Researchers are concerned about a return of Spanish flu because little is known about what made it so virulent. The flu virus was not isolated until 1933, and since then, there have been several efforts to collect and study the 1918 virus by exhuming graves in Alaska and Norway, where bodies were preserved in permanently frozen ground. In 1997, a Canadian researcher, Kirsty Duncan, was able to extract tissue samples from the corpses of seven miners who had died of Spanish flu in October 1918 and were buried in frozen ground on a tiny island off Norway. Duncan's work allowed scientists at several laboratories around the world to do genetic work on the Spanish flu virus. It was subsequently determined by researchers that the Spanish flu was a mixture of genes, including avian genes.

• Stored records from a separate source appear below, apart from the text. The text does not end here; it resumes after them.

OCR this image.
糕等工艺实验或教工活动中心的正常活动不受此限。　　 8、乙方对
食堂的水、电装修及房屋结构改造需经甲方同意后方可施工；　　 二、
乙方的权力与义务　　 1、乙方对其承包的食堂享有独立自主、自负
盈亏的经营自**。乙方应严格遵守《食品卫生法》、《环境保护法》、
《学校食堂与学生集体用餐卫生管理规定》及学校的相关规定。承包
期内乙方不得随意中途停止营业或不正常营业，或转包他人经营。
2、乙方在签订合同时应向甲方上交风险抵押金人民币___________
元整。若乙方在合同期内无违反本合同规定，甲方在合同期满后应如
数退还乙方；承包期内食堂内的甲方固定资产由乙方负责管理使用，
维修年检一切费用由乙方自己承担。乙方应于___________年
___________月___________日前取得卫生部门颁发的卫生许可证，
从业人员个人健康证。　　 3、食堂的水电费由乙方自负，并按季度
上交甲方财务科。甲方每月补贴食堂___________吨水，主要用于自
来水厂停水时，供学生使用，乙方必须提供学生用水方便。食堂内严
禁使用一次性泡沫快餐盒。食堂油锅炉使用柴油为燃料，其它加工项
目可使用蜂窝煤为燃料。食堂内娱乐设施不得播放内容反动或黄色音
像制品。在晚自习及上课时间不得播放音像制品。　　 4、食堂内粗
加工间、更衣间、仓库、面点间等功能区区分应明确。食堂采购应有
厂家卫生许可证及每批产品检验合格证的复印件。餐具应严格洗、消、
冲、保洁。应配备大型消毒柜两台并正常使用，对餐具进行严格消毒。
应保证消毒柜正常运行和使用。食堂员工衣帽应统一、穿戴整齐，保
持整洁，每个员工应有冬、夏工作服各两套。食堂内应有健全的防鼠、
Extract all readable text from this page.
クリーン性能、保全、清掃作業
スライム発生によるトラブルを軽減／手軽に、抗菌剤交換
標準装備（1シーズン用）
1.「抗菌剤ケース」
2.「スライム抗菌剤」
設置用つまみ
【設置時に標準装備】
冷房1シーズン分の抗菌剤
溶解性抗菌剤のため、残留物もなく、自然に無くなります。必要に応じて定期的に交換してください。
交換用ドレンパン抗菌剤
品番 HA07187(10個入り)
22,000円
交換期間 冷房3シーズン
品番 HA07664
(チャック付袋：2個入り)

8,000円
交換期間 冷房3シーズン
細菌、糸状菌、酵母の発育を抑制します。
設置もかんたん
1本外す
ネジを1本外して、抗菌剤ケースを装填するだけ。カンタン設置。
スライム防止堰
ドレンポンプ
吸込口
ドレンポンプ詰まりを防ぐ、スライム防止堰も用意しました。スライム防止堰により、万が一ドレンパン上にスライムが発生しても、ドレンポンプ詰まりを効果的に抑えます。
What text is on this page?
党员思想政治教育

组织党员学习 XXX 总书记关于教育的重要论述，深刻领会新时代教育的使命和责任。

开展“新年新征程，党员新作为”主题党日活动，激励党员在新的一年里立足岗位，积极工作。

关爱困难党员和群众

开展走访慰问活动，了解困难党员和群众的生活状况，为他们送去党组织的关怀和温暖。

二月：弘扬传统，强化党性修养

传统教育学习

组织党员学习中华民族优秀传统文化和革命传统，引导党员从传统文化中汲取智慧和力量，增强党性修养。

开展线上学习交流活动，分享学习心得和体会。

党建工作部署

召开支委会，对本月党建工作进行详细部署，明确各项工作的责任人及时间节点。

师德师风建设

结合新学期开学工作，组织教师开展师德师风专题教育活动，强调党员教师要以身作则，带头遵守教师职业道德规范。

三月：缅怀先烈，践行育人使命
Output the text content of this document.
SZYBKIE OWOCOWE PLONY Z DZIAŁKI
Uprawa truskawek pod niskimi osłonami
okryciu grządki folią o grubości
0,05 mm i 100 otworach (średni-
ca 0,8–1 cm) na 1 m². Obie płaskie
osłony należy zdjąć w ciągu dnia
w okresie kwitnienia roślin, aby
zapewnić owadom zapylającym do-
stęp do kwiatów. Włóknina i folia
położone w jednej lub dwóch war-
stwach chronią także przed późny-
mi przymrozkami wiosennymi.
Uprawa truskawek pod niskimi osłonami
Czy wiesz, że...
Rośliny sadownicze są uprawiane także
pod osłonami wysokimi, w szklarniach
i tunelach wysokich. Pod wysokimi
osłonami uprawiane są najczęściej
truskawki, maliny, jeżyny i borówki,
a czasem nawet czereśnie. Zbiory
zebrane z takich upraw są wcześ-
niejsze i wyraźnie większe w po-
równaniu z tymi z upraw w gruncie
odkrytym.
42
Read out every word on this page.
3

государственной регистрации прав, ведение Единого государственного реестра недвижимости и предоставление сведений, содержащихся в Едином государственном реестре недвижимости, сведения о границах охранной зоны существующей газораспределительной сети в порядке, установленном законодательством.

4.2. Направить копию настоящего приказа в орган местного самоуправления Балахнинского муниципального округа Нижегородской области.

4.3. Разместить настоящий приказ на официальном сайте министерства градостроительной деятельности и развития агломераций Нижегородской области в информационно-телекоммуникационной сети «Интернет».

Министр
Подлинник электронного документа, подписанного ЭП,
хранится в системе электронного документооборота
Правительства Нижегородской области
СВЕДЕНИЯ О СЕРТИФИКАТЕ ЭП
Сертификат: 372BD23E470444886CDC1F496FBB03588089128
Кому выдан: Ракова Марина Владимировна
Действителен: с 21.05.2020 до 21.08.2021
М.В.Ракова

The influenza virus is believed to originate in migratory waterfowl, particularly ducks. Ducks carry influenza viruses without becoming ill. They excrete the virus in their feces. When their feces collect in water, other animals can become infected. Domestic turkeys and chickens can easily become infected with influenza virus borne by wild ducks. But most avian (bird-borne) influenza does not pass to humans, or if it does, is not particularly virulent. But other mammals, too, can pick up influenza from either wild birds or domestic fowl. Whales, seals, ferrets, horses, and pigs are all susceptible to bird-borne viruses. When the virus moves between species, it may mutate. Human influenza viruses may sometimes pass from ducks to pigs to humans.
A flu outbreak among chickens in Hong Kong in 1997 eventually killed six people, but the epidemic was stopped by the quick slaughter of millions of chickens in the area. This virus identified was classified as an avian flu (bird flu), H5N1 strain of influenza. H5N1 re-emerged in 2003. Spreading from Asia to Europe and Africa, the WHO reports that the virus has "resulted in millions of poultry infections, several hundred human cases, and many human deaths." So far, only a few cases of human-to-human transmission of H5N1 have been documented. However, because of its lethality, the H5N1 virus is closely monitored by epidemiologists in order to watch for signs that the virus could mutate in such a way that it gains the capacity to transmit easily between humans, a necessary step toward pandemic level outbreaks.
Enacting controls on pig and poultry farms may be an important way to prevent the rise of a new influenza pandemic. Some influenza researchers recommend that pigs and domestic ducks and chickens not be raised together. Separating pigs and fowl at live markets may also be a sensible precaution. With the concentration of poultry and pigs at factory farms, it is important for farmers, veterinarians, and public health officials to monitor for influenza. Any action to control flu of course must be an international effort, because the influenza virus moves rapidly without respect to national borders.
Multiple outbreaks of LPAI (low pathogenic avian influenza) of several serotypes (H7N7, H7N1, H5N2) continue to pose threats to commercial flocks of birds.